Arcaico e contemporaneo l'allestimento studiato per il ritorno in Sicilia delle Dee, che nella mitologia greca sono madre e figlia: a vestirle è stata la stilista siciliana Marella Ferrera che ha accolto con grande entusiasmo l'input della Soprintendente di Enna Beatrice Basile.

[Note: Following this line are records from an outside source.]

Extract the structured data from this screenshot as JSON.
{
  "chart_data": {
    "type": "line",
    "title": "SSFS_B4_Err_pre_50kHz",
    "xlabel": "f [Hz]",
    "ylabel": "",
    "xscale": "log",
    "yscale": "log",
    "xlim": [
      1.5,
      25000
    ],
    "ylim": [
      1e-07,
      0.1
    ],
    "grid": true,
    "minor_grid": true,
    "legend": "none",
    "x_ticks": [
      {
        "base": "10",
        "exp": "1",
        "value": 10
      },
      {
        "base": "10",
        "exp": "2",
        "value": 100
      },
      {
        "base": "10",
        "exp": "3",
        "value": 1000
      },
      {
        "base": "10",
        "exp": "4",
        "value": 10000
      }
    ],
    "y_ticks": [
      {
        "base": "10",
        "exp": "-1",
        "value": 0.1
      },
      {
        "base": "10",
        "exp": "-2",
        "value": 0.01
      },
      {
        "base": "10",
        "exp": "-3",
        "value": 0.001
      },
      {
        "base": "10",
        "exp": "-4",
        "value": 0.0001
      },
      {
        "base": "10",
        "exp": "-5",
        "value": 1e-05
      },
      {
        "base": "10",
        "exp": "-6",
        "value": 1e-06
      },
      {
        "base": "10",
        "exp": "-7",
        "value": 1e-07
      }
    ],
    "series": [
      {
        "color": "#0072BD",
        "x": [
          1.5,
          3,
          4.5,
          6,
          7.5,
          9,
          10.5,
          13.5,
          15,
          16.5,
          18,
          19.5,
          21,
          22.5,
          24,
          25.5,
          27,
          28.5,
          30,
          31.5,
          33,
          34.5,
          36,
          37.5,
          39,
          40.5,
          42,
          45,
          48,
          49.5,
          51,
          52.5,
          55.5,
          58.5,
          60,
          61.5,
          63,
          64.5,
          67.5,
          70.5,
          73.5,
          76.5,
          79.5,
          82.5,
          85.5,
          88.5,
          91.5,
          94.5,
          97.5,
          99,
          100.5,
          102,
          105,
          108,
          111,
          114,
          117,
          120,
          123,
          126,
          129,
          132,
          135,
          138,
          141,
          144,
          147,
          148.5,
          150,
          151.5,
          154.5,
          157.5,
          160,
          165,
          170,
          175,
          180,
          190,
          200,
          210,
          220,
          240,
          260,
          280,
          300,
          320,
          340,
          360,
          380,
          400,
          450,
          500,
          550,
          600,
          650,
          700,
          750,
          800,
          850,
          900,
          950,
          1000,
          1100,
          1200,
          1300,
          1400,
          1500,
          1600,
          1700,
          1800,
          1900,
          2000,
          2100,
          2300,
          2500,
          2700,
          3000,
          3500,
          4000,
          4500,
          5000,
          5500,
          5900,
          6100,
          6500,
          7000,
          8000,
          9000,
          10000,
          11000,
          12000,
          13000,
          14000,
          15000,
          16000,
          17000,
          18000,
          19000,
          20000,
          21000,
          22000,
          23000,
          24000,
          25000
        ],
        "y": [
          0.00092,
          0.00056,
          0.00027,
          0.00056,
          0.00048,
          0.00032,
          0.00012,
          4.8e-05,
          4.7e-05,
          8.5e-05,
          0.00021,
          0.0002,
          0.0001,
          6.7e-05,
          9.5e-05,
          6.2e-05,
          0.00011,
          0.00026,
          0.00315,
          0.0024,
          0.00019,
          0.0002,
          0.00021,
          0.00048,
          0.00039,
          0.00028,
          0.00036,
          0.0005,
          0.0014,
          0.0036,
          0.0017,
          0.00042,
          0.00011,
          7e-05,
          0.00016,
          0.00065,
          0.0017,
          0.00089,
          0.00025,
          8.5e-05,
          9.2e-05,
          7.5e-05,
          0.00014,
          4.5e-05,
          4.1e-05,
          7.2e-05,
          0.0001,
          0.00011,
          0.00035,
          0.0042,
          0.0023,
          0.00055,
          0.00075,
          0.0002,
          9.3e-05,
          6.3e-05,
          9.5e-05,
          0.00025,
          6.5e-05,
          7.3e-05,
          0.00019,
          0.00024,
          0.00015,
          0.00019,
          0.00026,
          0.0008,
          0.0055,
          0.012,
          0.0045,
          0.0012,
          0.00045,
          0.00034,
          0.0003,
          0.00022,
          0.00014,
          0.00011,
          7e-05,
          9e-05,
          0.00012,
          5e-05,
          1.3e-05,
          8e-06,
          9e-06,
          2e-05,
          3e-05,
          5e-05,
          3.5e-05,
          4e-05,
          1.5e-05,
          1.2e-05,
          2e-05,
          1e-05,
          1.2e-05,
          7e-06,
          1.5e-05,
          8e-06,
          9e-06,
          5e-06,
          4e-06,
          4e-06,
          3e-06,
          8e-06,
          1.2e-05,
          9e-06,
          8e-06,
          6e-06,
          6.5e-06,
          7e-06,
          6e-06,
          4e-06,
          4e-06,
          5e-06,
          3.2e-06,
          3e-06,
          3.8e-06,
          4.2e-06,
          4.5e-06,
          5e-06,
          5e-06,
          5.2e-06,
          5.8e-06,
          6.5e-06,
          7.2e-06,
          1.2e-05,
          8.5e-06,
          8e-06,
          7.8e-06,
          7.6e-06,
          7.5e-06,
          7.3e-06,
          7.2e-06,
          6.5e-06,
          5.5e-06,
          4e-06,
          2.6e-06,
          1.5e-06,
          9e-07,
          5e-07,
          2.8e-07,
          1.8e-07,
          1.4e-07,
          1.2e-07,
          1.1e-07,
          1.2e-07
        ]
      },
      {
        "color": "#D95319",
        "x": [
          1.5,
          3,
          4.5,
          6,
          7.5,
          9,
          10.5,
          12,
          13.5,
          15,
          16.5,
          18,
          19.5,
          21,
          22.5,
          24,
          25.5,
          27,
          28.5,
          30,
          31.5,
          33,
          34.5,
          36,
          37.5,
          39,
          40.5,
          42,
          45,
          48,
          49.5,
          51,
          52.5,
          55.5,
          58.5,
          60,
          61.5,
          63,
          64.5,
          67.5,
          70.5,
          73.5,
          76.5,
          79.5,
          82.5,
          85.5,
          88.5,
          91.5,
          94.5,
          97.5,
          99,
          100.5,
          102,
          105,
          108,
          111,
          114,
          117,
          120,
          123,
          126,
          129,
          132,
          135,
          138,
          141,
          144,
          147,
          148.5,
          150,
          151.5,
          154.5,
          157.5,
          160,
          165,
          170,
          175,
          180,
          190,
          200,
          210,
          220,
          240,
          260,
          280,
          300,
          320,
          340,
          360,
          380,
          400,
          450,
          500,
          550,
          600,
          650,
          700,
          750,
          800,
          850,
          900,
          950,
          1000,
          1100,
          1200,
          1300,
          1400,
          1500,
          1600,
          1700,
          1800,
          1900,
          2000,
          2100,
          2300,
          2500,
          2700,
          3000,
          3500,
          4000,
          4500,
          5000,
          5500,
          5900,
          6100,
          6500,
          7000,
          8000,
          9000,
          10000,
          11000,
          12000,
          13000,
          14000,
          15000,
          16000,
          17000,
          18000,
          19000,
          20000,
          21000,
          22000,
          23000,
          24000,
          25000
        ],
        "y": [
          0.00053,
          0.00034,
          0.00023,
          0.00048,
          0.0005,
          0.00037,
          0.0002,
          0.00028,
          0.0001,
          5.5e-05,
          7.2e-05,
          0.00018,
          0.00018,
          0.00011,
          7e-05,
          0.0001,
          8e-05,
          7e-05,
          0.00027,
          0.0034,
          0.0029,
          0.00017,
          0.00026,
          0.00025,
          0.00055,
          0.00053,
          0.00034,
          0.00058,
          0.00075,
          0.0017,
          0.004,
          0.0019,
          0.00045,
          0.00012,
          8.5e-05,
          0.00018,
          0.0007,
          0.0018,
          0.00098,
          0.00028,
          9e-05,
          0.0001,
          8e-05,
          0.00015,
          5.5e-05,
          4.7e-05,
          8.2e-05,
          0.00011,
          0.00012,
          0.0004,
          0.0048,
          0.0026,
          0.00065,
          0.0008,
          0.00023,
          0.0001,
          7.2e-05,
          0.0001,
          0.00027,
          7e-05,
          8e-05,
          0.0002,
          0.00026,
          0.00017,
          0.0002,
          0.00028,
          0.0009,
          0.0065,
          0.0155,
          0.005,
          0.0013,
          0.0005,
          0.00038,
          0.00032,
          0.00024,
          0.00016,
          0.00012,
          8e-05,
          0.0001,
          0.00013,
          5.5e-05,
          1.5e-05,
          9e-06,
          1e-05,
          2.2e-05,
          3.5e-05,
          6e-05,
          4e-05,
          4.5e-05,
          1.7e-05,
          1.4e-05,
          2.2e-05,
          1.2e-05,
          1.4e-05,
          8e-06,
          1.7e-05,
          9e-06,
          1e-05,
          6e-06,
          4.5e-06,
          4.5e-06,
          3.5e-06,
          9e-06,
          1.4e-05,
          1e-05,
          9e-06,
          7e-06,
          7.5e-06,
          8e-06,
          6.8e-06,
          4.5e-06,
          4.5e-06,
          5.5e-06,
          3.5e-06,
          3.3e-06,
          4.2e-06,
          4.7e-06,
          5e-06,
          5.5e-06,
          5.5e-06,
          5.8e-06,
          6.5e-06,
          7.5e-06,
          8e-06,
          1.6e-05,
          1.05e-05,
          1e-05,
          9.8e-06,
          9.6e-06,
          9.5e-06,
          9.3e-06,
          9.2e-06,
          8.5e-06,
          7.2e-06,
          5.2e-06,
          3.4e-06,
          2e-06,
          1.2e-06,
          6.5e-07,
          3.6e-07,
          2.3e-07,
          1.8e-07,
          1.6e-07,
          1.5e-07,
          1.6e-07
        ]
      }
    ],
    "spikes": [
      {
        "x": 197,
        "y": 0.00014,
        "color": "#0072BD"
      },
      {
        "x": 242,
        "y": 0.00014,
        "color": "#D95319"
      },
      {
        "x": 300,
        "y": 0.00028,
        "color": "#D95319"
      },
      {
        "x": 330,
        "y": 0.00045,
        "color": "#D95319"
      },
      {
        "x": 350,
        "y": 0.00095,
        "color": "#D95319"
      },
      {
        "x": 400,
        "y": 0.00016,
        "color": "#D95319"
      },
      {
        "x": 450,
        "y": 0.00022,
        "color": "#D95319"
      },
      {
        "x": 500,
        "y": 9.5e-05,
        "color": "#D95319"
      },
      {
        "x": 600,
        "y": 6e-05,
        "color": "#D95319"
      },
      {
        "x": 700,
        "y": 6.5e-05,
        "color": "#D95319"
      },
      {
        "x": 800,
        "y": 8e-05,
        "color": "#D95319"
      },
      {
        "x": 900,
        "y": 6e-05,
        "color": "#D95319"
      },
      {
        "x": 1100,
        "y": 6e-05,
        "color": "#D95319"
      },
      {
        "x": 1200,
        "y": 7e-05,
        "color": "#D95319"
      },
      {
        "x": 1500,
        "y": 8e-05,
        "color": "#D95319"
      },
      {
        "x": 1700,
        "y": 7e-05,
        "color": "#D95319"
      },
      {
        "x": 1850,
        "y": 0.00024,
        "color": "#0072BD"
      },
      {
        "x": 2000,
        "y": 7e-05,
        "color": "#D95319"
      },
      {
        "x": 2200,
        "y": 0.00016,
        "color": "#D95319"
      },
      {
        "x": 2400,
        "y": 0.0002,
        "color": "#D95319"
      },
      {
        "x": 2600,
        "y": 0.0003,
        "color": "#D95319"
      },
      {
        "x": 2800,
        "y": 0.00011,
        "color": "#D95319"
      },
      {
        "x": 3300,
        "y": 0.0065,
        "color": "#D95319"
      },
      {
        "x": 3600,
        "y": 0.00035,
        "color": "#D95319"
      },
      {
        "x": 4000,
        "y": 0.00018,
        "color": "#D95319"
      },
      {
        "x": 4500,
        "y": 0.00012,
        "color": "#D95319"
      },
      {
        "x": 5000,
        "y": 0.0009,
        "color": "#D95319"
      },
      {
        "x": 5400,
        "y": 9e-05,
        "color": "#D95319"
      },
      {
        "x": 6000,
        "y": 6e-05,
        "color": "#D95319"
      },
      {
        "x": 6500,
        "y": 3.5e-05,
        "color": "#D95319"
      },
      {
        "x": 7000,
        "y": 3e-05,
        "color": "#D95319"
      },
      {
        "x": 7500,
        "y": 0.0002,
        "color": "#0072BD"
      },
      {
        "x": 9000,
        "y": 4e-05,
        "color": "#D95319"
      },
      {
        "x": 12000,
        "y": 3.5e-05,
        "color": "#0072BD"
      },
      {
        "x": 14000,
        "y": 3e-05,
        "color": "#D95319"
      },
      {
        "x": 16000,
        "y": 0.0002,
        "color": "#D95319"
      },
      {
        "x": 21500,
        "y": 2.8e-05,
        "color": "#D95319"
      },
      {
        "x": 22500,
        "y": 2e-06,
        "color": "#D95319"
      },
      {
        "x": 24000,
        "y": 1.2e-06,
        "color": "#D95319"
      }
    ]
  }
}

La Soprintendente Beatrice Basile ha spiegato ai giornalisti la filosofia del progetto condiviso con Marella Ferrera: "Volevamo restituire al visitatore di oggi - ha spiegato la Basile - la percezione dello spazio che avevano nel mondo antico dinanzi a queste due dee. Abbiamo cercato di alludere a un volume, piuttosto che descriverlo". Gli acroliti - teste, mani e piedi in marmo – sono stati assemblati su manichini in ferro battuto e seduti su troni. "Vestire due dee - commenta Marella Ferrera - è la cosa più straordinaria che possa capitare a una stilista: per farlo ho chiesto aiuto al pittore e disegnatore archeologico Salvo Russo che ha studiato le giuste proporzioni delle due statue. Il tulle di lana tessuto a telaio sarà una colata di materia sui loro corpi".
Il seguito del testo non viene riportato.